Maintained intraocular pressure reduction with once-a-day application of a new prostaglandin F2 alpha analogue (PhXA41). An in-hospital, placebo-controlled study
P. Racz, M. R. Ruzsonyi, Z. T. Nagy and L. Z. Bito
Department of Ophthalmology, Markusovszky Hospital, Szombathely, Hungary.

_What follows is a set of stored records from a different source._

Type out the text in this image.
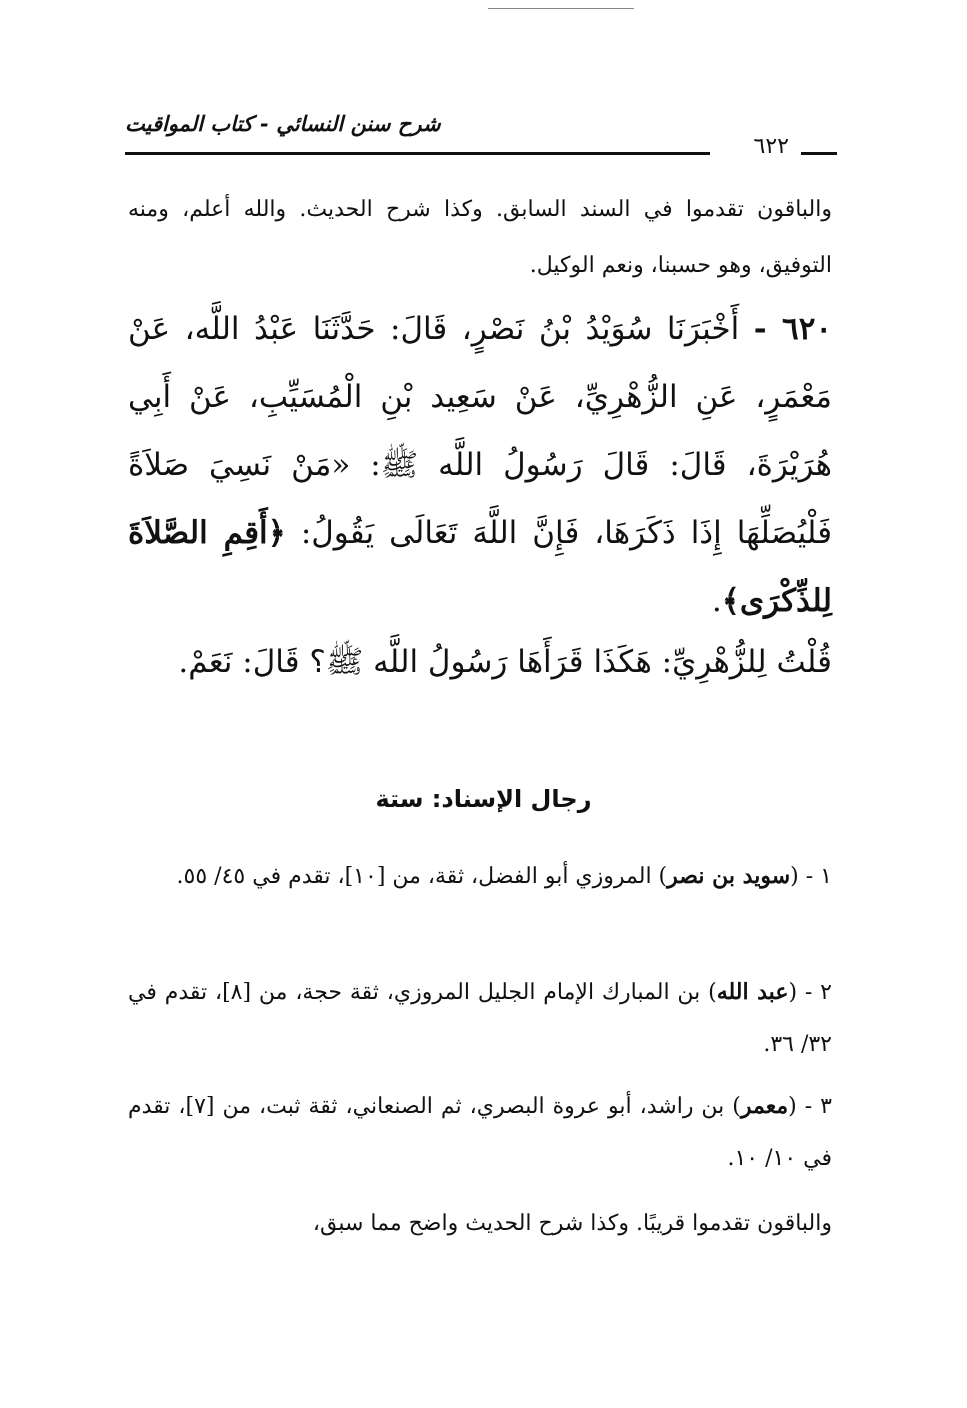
شرح سنن النسائي - كتاب المواقيت
٦٢٢

والباقون تقدموا في السند السابق. وكذا شرح الحديث. والله أعلم، ومنه التوفيق، وهو حسبنا، ونعم الوكيل.

٦٢٠ - أَخْبَرَنَا سُوَيْدُ بْنُ نَصْرٍ، قَالَ: حَدَّثَنَا عَبْدُ اللَّه، عَنْ مَعْمَرٍ، عَنِ الزُّهْرِيِّ، عَنْ سَعِيد بْنِ الْمُسَيِّبِ، عَنْ أَبِي هُرَيْرَةَ، قَالَ: قَالَ رَسُولُ اللَّه ﷺ: «مَنْ نَسِيَ صَلاَةً فَلْيُصَلِّهَا إِذَا ذَكَرَهَا، فَإِنَّ اللَّهَ تَعَالَى يَقُولُ: ﴿أَقِمِ الصَّلاَةَ لِلذِّكْرَى﴾.

قُلْتُ لِلزُّهْرِيِّ: هَكَذَا قَرَأَهَا رَسُولُ اللَّه ﷺ؟ قَالَ: نَعَمْ.

رجال الإسناد: ستة

١ - (سويد بن نصر) المروزي أبو الفضل، ثقة، من [١٠]، تقدم في ٤٥/ ٥٥.

٢ - (عبد الله) بن المبارك الإمام الجليل المروزي، ثقة حجة، من [٨]، تقدم في ٣٢/ ٣٦.

٣ - (معمر) بن راشد، أبو عروة البصري، ثم الصنعاني، ثقة ثبت، من [٧]، تقدم في ١٠/ ١٠.

والباقون تقدموا قريبًا. وكذا شرح الحديث واضح مما سبق،
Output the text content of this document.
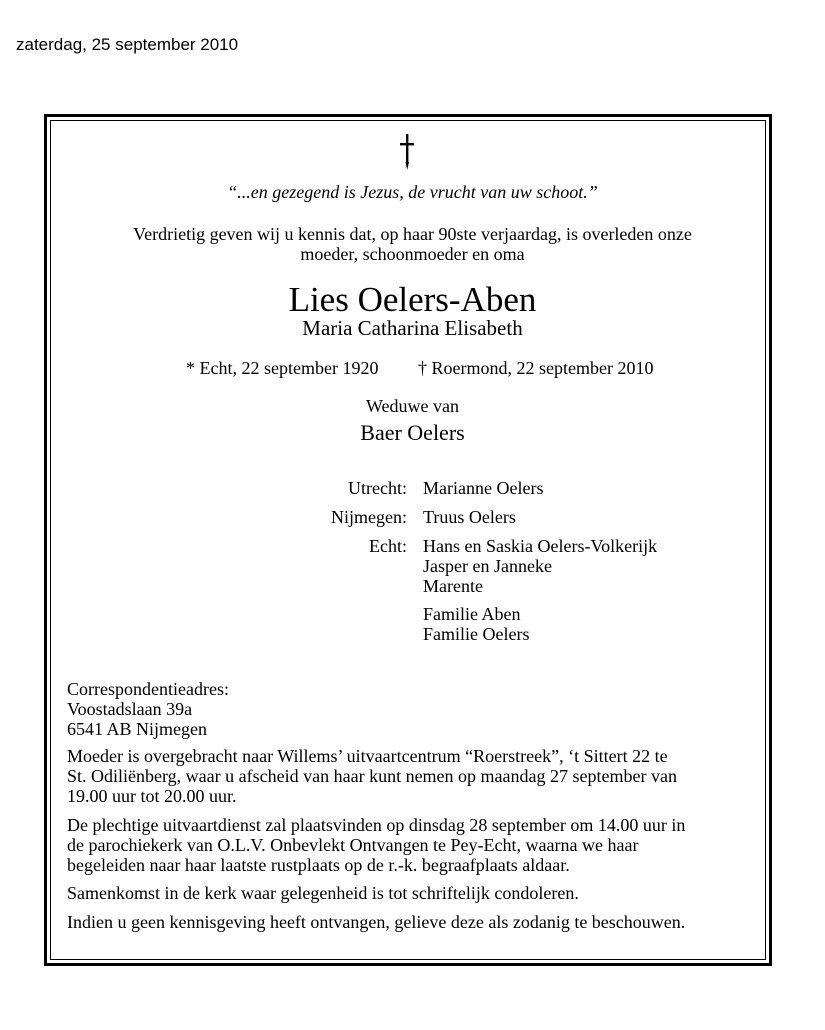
zaterdag, 25 september 2010
“...en gezegend is Jezus, de vrucht van uw schoot.”
Verdrietig geven wij u kennis dat, op haar 90ste verjaardag, is overleden onze
moeder, schoonmoeder en oma
Lies Oelers-Aben
Maria Catharina Elisabeth
* Echt, 22 september 1920 † Roermond, 22 september 2010
Weduwe van
Baer Oelers
Utrecht: Marianne Oelers
Nijmegen: Truus Oelers
Echt: Hans en Saskia Oelers-Volkerijk
Jasper en Janneke
Marente
Familie Aben
Familie Oelers
Correspondentieadres:
Voostadslaan 39a
6541 AB Nijmegen
Moeder is overgebracht naar Willems’ uitvaartcentrum “Roerstreek”, ‘t Sittert 22 te
St. Odiliënberg, waar u afscheid van haar kunt nemen op maandag 27 september van
19.00 uur tot 20.00 uur.
De plechtige uitvaartdienst zal plaatsvinden op dinsdag 28 september om 14.00 uur in
de parochiekerk van O.L.V. Onbevlekt Ontvangen te Pey-Echt, waarna we haar
begeleiden naar haar laatste rustplaats op de r.-k. begraafplaats aldaar.
Samenkomst in de kerk waar gelegenheid is tot schriftelijk condoleren.
Indien u geen kennisgeving heeft ontvangen, gelieve deze als zodanig te beschouwen.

To eliminate uncertainties about compliance, 15 patients with glaucoma
(intraocular pressure [IOP] > 22 mm Hg and < 40 mm Hg) were
hospitalized to participate in a clinical trial of the ocular hypotensive
effectiveness of the new prostaglandin F2 alpha analogue prodrug, PhXA41
(13,14-dihydro-17-phenyl-18, 19, 20-trinor-PGF2a-isopropyl ester;
latanoprost [World Health Organization generic name]). At 9 PM on each of
five consecutive days, one of the investigators applied one drop of a
0.006% solution of PhXA41 (representing approximately 2 micrograms of
PhXA41 per treatment) to one eye of nine patients and one drop of placebo
to one eye of six patients. This was followed by an evaluation of potential
local side effects at 9:30 PM. Complete examinations, including tonometry
(Goldmann), were also performed at 8 AM and 8 PM on days 1 to 6, as well as
at noon and 4 PM on days 1, 2, and 6. Except for mild conjunctival
hyperemia in two PhXA41-treated eyes (once each at 8 AM), no side effects
were observed or reported by any patient. Starting with the first IOP
measurement after the first treatment (8 AM on day 2), IOP was reduced by
20% to 30% in the eyes treated with PhXA41. This reduction was highly
significant (P < .01 at 12 time points and P < .05 at the remaining
two measurements) throughout the study. The IOP reduction did not become
attenuated during the 23 hours after treatments. At 11 hours after the last
treatment, the mean (+/- SD) IOP difference between PhXA41-treated and
contralateral control eyes was -5.5 +/- 2.8 mm Hg, as compared with -6.1
+/- 1.8 mm Hg 12 hours later. PhXA41 must, therefore, be regarded as an
excellent candidate for use as a once-a-day glaucoma medication.